The motion to deny included a directive to City Attorney Ken Buchman to prepare a resolution with written findings for the denial and to bring the resolution back to the City Commission at the April 8 meeting for their approval.
The tower is owned by Ignite Wireless, LLC based in Cumming, Georgia and was erected in spring 2022. It was constructed even though Ignite Wireless didn’t submit a site development plan to the Plant City Planning & Zoning department before construction. The tower is also reportedly not in compliance with zoning regulations and the aesthetic standards or the area.
The city was recommended to consider adopting an ordinance to rezone the .14 acres with associated specific approval requests although that wasn’t the result.
According to a Planning and Zoning Division Staff Report, Ignite Wireless had also requested specific approvals for rezoning: an approximately 14-foot setback from the tower edge and five feet from ground equipment to the south side property line in lieu of the required 50 feet distance; a setback distance of 242 feet from a residential district in lieu of the required 250 feet distance; and approval to allow the tower compound site not to provide landscaping around the perimeter fencing.

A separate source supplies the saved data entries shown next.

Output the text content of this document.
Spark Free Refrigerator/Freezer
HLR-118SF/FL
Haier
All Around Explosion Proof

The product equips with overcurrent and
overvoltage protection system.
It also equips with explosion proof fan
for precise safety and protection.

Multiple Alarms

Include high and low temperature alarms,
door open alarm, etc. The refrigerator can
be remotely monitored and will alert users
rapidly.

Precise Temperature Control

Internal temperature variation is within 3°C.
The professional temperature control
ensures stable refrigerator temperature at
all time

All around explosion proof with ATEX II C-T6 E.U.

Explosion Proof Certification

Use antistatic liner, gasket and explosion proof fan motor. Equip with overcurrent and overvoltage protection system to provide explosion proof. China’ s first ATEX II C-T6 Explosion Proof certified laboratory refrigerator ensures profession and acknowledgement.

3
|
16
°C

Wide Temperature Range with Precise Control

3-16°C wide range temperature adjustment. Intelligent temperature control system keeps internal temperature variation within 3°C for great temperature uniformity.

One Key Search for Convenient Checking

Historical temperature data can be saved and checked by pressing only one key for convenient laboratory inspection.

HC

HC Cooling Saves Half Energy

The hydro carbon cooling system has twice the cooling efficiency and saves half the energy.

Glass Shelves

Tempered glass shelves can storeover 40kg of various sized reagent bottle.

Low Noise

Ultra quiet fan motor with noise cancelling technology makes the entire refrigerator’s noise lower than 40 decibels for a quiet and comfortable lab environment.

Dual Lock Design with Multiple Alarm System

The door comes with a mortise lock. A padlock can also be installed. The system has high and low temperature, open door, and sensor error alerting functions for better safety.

The Planning Board met Jan. 24 and found the requested rezoning inconsistent with Plant City Code of Ordinances.
Bill McDaniel, Plant City City Manager, said the March 25 public hearing was the last reviewing step in the rezoning process after going before the Plant City Planning Board and the city commission.
“They heard the evidence and made their decision. The city attorney will present his findings at the April 8 meeting and then it will be up to the parties involved what the next step is,” he said Tuesday.
Efforts to get comments from Ignite Wireless were unsuccessful by press time.